The study found that the "great majority" of seniors in suburban and rural America can easily buy a plan with a preferred cost-sharing pharmacy. 87 percent of plans met the suburban requirement, to ensure that 90 percent of enrollees could access a preferred retail store within five miles of home; 75 percent of plans met the rural standard to ensure access for at least 70 percent of enrollees.

But in cities and urban areas, the study found, "some plans do not provide convenient access" based on the 90 percent standard. "Of the 54 percent of plans not meeting the 90 percent standard, some plans provide extremely low convenient access to a pharmacy with preferred cost-sharing," CMS said in a presentation. Of the plans, only 103 were offering access to a preferred cost sharing pharmacy within 2 miles to less, and to less than 30 percent of beneficiaries.
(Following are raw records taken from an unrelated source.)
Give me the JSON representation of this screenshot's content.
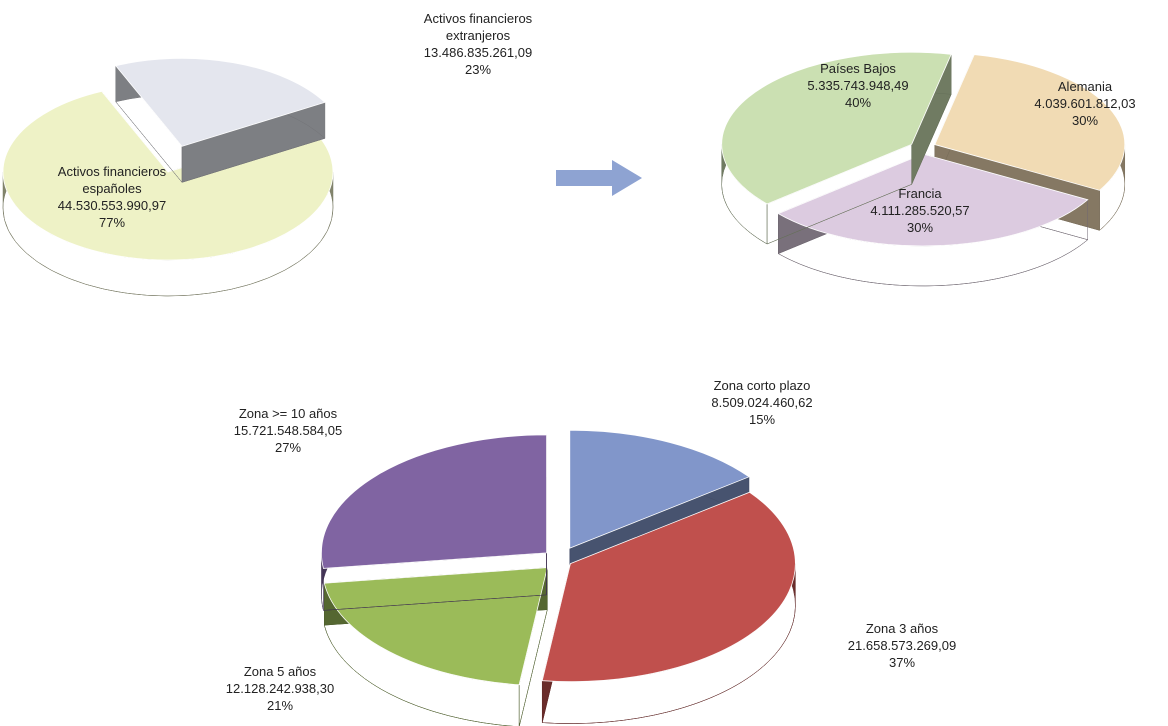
{
  "chart_data": [
    {
      "type": "pie3d",
      "categories": [
        "Activos financieros españoles",
        "Activos financieros extranjeros"
      ],
      "values": [
        44530553990.97,
        13486835261.09
      ],
      "value_labels": [
        "44.530.553.990,97",
        "13.486.835.261,09"
      ],
      "percents": [
        77,
        23
      ],
      "percent_labels": [
        "77%",
        "23%"
      ],
      "colors": [
        "#eef2c6",
        "#e4e6ee"
      ]
    },
    {
      "type": "pie3d",
      "categories": [
        "Alemania",
        "Francia",
        "Países Bajos"
      ],
      "values": [
        4039601812.03,
        4111285520.57,
        5335743948.49
      ],
      "value_labels": [
        "4.039.601.812,03",
        "4.111.285.520,57",
        "5.335.743.948,49"
      ],
      "percents": [
        30,
        30,
        40
      ],
      "percent_labels": [
        "30%",
        "30%",
        "40%"
      ],
      "colors": [
        "#f1dbb4",
        "#dccbe0",
        "#cbe0b2"
      ]
    },
    {
      "type": "pie3d",
      "categories": [
        "Zona corto plazo",
        "Zona 3 años",
        "Zona 5 años",
        "Zona >= 10 años"
      ],
      "values": [
        8509024460.62,
        21658573269.09,
        12128242938.3,
        15721548584.05
      ],
      "value_labels": [
        "8.509.024.460,62",
        "21.658.573.269,09",
        "12.128.242.938,30",
        "15.721.548.584,05"
      ],
      "percents": [
        15,
        37,
        21,
        27
      ],
      "percent_labels": [
        "15%",
        "37%",
        "21%",
        "27%"
      ],
      "colors": [
        "#8196ca",
        "#c0504d",
        "#9bbb59",
        "#8064a2"
      ]
    }
  ]
}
"While we appreciate the importance of providing lower costs to beneficiaries, these findings reinforce CMS' concern that plans are offering access to pharmacies with lower cost-sharing in a way that may be misleading to beneficiaries, in violation of CMS requirements. In addition to providing meaningful levels of access, plan sponsors must also provide a uniform set of benefits throughout the plan service area."

In the 2016 Medicare Advantage proposal, regulators said they are taking a "two-pronged approach to ensuring that beneficiaries are clearly informed of their options," by way of some information disclosures and collaboration with individual sponsors.

For starters, CMS is going to publish information on preferred pharmacy network access levels for each plan offering preferred cost-sharing benefits. It is also going to use the bid review process to "work with plans whose PCSP networks are outliers," those in the bottom 10th percentile compared to all Part D plans in given geographic type. The goal will either be to increase access to preferred cost sharing pharmacies in those areas or "prevent plans from marketing themselves as offering preferred cost sharing in areas where the benefit is not meaningfully available."

"CMS will continue to monitor access levels to PCSPs subsequent to the bidding process, and we may consider broadening our outlier review to include additional plans in the future," the agency wrote.

Among recent Medicare drug plan controversies, Aetna found itself in a skirmish with with independent pharmacists, after making preferred pharmacy network changes that affected about 400,000 of 1.5 million Part D members. "It was all approved, but it got pushback in the marketplace," as CEO Mark Bertolini said.

After both pharmacy and consumer complaints about temporary information mix-ups in the plan directories, CMS worked with Aetna to require a corrective action plan; the insurer ended up giving its Part D members in-network access to its broadest network through the end of February and the option to switch plans or find a new pharmacy.